Therapeutic Relationships
When families or individuals enter into a therapeutic relationship with a clinical social worker, licensed practical counselor, marriage and family therapist, or psychologist, here are some factors to consider:

  • Understand that therapy is not easy work, but is a first step in the right direction.
  • Success of families who enter therapy is dependent on many things, such as weekly visits, multiple family member visits, health, economics, various commitment levels, personal agendas, individual family histories, denial and commitment levels. These are only a few of the variables which enter in to the therapeutic relationship.
  • Facing your personal demons in order to help your own child is not to be taken lightly and is certainly not an easy task. Remember, we like to drive thru – it is a society issue but it doesn’t have to be our issue.
  • Once you make your initial contact with a therapist (I know this is not an easy task), make sure that you honor your commitment.
    • If the therapy is for your child, you are doing an injustice if you begin a therapeutic relationship and then withdraw from this relationship prematurely. Sporadic therapy is not effective. It isn’t therapy. It’s more like intermittent visits to a distant cousin. It doesn’t allow a therapeutic relationship to grow.

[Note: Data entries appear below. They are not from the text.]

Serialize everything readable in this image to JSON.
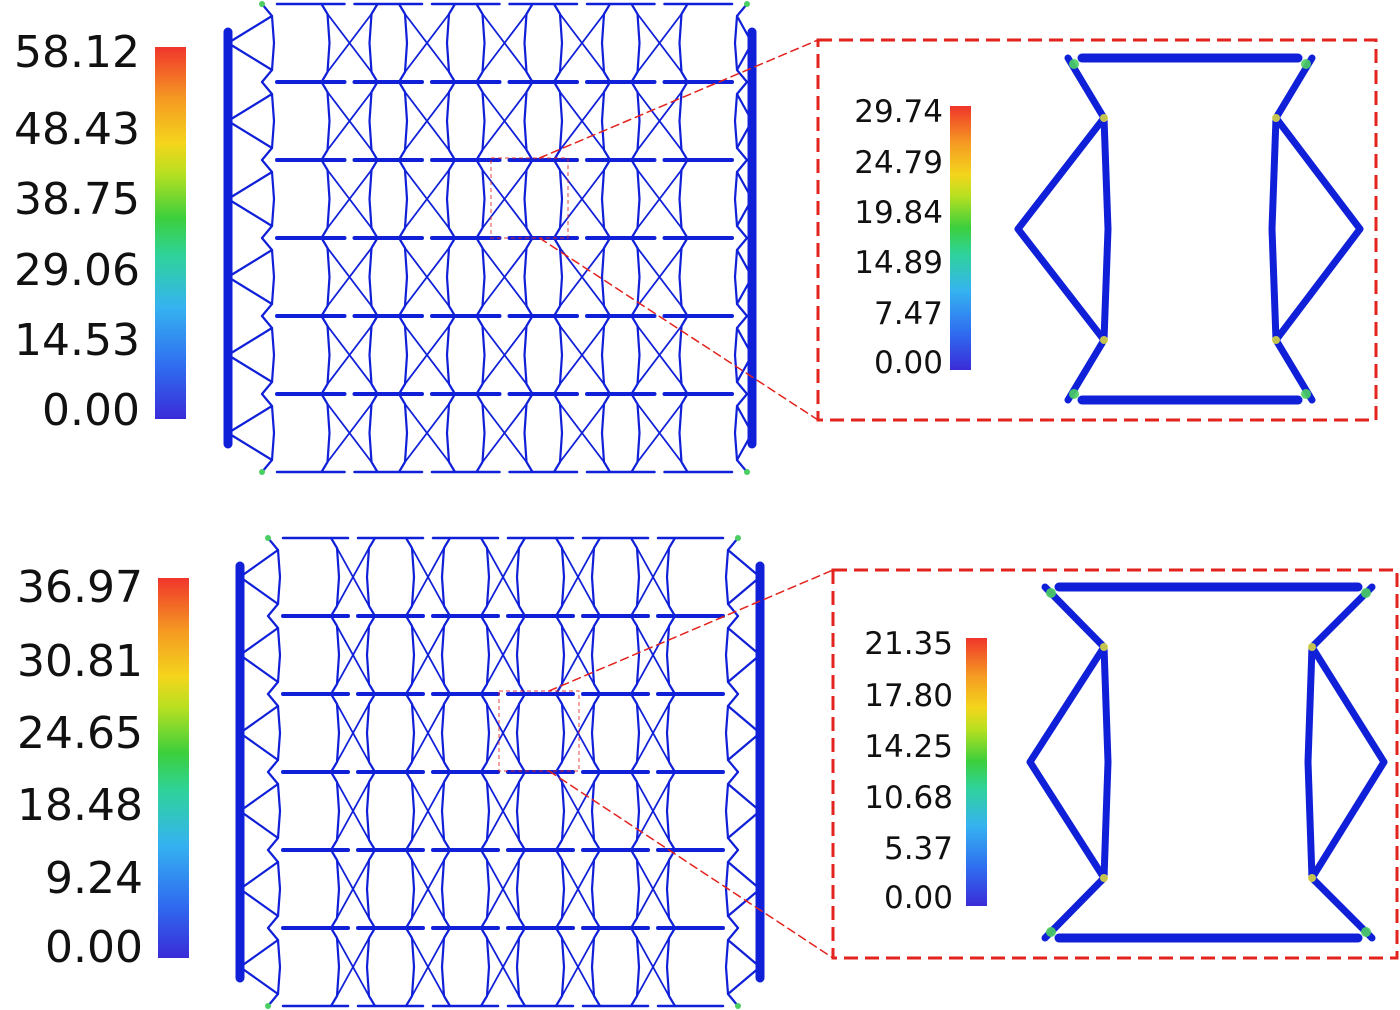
{
  "colors": {
    "structure_blue": "#1020d8",
    "zoom_frame_red": "#e3231e",
    "hot_spot_green": "#4ccf62",
    "hot_spot_yellow": "#e6e23a"
  },
  "panels": [
    {
      "id": "top",
      "colorbar_ticks": [
        "58.12",
        "48.43",
        "38.75",
        "29.06",
        "14.53",
        "0.00"
      ],
      "zoom_colorbar_ticks": [
        "29.74",
        "24.79",
        "19.84",
        "14.89",
        "7.47",
        "0.00"
      ]
    },
    {
      "id": "bottom",
      "colorbar_ticks": [
        "36.97",
        "30.81",
        "24.65",
        "18.48",
        "9.24",
        "0.00"
      ],
      "zoom_colorbar_ticks": [
        "21.35",
        "17.80",
        "14.25",
        "10.68",
        "5.37",
        "0.00"
      ]
    }
  ]
}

    • If the therapy is for you because you are an overwhelmed caregiver, then there are no excuses in the world that should keep you from your once a week commitment to yourself. “Happy caregiver, happy child” is a phrase I frequently quote. Because many special needs children operate at much higher frequencies then we do, they can sense when you are upset.  One family going through a divorce who thought their kids were oblivious were sadly mistaken. As the tension in the home exacerbated, so did the violent behaviors with the kids. Remember, many children with special needs behave in their own unique way – what may seem like withdrawal to you, may actually be likened to a state of meditation or processing time.

Whatever therapies you choose, by all means, be willing to give those therapies the time and commitment that is required in order to achieve success.